Девушка заметно покраснела и, смешавшись, отвела было от себя правую руку, но, тут же вытянув ее вдоль тела, торопливо скользнула по платью левой и несмело подала.
Петр Александрович едва коснулся теплыми сомкнутыми губами обветренной ладони, ощутив студеную хвойную свежесть и маленькую дрожь, и исполнился вдруг желания крепко сжать и согреть эти пальцы. Будто осекшись о него, он скоро, но бережно отпустил их, незаметно переступая с ноги на ногу, будто проверяя твердость земли под собой.
Айна почувствовала, как странный тягучий жар, окутав ее запястье, пробрался к сердцу и тут же стал спускаться по позвонкам, заставляя колени обмякнуть. Она тоже шагнула невольно на месте, уверяясь, что по-прежнему может держаться на ногах.
— Поедемте? — коротко зачерпнув воздух отпущенными пальцами, как могла громко выговорила она и перевела взгляд на упряжь, — не то рискуем вымокнуть под дождем.

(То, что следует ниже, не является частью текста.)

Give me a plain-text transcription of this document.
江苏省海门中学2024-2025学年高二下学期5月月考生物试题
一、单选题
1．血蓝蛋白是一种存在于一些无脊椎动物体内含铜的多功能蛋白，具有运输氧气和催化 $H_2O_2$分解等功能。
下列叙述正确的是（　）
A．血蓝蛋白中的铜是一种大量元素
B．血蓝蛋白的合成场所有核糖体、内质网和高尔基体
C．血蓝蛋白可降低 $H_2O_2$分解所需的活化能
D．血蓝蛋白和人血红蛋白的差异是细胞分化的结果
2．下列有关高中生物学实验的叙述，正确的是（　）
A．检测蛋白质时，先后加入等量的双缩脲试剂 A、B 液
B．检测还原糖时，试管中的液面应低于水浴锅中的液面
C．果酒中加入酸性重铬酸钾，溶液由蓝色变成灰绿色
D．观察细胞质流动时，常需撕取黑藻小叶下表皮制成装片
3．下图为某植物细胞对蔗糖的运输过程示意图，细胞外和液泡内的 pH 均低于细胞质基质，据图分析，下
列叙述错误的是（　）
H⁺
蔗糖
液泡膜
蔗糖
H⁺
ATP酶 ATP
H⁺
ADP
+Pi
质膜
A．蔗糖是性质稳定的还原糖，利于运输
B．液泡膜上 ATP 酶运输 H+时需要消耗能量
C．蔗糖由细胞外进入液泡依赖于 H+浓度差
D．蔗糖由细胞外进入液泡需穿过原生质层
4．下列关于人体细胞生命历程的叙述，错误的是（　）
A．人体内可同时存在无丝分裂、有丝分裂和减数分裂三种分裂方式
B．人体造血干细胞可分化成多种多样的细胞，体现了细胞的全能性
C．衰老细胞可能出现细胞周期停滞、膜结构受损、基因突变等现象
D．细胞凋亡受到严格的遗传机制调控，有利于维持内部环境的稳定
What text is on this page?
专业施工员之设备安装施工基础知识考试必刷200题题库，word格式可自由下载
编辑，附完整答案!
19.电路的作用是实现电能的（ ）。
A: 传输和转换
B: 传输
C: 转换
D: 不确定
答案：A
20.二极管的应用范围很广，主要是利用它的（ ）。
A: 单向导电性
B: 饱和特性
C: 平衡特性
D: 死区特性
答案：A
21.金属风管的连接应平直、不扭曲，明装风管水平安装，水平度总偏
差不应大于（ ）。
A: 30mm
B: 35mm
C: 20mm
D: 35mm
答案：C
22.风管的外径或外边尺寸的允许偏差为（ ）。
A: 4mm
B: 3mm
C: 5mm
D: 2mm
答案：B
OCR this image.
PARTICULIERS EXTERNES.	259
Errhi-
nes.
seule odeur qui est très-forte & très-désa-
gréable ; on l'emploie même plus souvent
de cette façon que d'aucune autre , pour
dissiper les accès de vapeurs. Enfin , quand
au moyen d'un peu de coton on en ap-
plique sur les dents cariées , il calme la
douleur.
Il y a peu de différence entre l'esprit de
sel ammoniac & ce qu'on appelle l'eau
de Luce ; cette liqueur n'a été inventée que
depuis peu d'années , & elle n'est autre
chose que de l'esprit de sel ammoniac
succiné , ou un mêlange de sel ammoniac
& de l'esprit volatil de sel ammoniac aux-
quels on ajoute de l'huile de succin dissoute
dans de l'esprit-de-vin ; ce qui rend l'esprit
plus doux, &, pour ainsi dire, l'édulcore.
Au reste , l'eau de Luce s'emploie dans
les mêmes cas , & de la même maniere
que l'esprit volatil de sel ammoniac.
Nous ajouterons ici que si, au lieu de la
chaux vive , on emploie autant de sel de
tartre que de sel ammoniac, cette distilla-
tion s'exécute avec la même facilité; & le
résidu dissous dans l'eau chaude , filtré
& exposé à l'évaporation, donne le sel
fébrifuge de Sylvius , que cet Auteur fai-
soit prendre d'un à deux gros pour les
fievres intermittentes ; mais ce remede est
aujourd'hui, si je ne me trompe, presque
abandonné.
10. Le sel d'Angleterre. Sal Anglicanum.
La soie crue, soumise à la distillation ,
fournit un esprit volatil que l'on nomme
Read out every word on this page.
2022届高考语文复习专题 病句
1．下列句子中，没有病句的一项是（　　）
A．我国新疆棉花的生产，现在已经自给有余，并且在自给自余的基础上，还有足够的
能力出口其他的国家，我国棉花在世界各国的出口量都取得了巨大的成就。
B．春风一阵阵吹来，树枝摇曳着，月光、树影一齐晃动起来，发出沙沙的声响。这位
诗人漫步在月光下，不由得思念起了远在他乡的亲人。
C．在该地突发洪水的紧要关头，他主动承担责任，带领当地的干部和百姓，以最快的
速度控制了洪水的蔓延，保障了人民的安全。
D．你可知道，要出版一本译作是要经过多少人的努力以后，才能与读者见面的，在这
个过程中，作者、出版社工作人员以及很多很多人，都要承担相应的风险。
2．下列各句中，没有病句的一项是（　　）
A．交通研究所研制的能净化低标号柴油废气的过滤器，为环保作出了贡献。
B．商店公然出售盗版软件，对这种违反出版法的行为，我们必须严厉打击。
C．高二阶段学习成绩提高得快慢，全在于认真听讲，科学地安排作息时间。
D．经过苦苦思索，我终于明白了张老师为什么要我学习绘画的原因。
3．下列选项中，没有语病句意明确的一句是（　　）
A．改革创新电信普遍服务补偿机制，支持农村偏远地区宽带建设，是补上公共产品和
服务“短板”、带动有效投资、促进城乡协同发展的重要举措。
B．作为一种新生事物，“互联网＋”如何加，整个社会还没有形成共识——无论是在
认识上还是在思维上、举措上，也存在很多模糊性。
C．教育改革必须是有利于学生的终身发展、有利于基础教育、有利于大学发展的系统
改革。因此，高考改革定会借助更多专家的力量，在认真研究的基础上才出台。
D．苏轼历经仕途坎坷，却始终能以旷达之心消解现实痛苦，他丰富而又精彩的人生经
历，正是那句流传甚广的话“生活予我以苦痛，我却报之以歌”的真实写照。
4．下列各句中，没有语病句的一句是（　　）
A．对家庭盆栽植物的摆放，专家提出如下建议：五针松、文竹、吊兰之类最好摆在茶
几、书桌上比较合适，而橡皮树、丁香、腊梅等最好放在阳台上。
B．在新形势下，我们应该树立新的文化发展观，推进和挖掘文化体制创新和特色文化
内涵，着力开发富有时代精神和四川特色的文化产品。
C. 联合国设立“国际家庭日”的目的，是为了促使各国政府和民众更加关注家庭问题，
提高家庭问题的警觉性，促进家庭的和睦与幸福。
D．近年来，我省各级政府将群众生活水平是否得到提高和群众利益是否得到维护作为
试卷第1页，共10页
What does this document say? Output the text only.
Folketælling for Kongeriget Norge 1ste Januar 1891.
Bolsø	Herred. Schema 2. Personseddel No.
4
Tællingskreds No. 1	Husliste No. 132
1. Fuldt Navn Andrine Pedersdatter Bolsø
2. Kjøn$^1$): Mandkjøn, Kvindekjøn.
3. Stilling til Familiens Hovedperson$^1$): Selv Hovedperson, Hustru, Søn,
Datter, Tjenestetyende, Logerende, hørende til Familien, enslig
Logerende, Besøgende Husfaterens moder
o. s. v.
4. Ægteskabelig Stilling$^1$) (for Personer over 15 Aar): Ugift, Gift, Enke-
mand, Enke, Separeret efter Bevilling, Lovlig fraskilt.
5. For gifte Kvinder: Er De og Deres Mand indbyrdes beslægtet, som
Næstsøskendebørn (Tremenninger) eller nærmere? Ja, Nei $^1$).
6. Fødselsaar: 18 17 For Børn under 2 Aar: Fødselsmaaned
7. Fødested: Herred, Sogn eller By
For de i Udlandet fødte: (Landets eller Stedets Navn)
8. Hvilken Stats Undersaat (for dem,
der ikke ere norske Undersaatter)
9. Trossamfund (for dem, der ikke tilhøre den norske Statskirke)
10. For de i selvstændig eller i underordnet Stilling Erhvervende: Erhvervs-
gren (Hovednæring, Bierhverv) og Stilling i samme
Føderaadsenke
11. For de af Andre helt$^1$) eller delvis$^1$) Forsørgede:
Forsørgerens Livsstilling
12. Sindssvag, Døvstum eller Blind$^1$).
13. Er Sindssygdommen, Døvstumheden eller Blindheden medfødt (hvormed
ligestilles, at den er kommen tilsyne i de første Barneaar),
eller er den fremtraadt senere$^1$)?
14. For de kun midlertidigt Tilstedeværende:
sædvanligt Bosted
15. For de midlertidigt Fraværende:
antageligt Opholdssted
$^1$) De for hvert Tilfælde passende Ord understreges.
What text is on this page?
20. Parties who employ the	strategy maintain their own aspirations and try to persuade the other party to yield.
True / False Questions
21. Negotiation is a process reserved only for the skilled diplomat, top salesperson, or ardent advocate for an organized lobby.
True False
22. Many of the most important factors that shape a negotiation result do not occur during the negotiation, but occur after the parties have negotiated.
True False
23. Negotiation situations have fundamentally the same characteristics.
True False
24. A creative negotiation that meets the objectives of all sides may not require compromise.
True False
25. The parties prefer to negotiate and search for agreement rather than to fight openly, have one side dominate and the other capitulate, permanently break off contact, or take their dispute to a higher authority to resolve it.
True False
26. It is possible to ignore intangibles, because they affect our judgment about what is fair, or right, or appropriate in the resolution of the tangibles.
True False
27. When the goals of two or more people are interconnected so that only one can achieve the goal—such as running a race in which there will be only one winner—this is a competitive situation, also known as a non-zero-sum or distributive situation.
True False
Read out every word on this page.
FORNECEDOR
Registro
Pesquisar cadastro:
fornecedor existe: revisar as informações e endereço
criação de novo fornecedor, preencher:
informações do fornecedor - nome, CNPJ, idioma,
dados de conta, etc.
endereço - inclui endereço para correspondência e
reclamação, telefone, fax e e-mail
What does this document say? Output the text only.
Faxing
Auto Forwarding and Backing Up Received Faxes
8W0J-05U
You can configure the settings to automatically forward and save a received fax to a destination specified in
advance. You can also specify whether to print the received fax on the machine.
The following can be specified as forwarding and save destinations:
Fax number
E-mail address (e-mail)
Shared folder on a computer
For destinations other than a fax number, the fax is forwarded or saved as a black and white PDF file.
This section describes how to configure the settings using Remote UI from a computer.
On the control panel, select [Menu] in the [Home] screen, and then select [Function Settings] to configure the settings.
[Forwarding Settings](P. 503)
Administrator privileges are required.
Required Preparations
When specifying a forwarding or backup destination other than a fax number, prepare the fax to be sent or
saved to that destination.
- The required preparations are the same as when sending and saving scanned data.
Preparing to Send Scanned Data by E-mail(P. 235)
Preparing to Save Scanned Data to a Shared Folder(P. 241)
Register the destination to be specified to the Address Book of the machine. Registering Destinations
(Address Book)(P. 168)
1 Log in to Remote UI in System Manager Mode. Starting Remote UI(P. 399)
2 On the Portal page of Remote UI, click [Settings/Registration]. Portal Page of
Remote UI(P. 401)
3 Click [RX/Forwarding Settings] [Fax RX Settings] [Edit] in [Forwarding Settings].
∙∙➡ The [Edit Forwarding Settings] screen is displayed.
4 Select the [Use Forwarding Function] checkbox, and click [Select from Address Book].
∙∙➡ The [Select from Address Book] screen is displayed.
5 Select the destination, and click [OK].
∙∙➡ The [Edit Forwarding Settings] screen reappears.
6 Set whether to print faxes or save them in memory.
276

Шоссе было ровным не в пример среднерусским, как в очередной раз отметил про себя Петр Александрович, и вскоре уступчатые скалы сменили домики предместья, окруженные где распестренными, где уже облетевшими садами. За невысокими заборами можно было разглядеть то кустик калины, рисовавшийся тонкими ветками с ярко налившимися гроздьями, то приземистую яблоню, растущую будто не вверх, а вбок, и усыпанную мелкими плодами. Дымок приветно поднимался от крыш, говоря о скором конце трудового дня, согревавшейся бане и теплом паре дыхания, сопровождавшем возвращение домой.
Невольно проследовав за направлением взгляда Айны, профессор посмотрел на стоявший у ее ног кувшин, крышку которого девушка то и дело придерживала, одной рукой справляясь с лошадью. Но тотчас отвел глаза, остановившиеся на изгибах ее колен, скрытых складками платья.
— Зачем вы возите воду так издалека, неужели рядом с вашим домом нет колодца?
— Петру Александровичу хотелось бы задать совсем другой вопрос, но он не решался подступиться к нему так прямо.
— Это особенная вода, — отвечала Айна, и в этом наивно-уверенном тоне, как и в той фразе о приближении дождя, профессору услышалось что-то непосредственное, какое-то непонятное ему и тем милое родство с природой. Ему хотелось бы разгадать, как такое интуитивное, почти первобытное чувство соединяется в этом существе с образованностью, которую ему довелось лишь приоткрыть. Но он понимал, что стать ближе этой пленительной тайне за оставшуюся версту пути удастся едва ли. Нет, он желал бы провести в этом поиске гораздо больше часов своей жизни.
-… Недаром рядом выстроили заведение вод. Она течет с гор, и это самый чистый и целебный источник в округе, — продолжала девушка. — Для обихода мы пользуемся, разумеется, колодцем. Но мне несложно сделать две версты всякий день, чтобы привезти кувшин, — матушка привыкла к этой воде, и она идет на пользу ее здоровью.
Почему-то при этих словах перед мысленным взором Петра Александровича предстала чистая чухонская изба с рассыпанным по полу ельником, запах которого тонко переплетается с теплым древесным; висящими под потолком пучками трав и круглыми лепешками национального сухого хлеба. Он подумал о том, что вдруг становится так близко к тому почти сказочному укладу жизни, предстающему перед ним со страниц «Листков из Скандинавского мира», что печатал Грот в его журнале. Но должен был признать, что интерес его теперь вызван не одним исследовательским любопытством.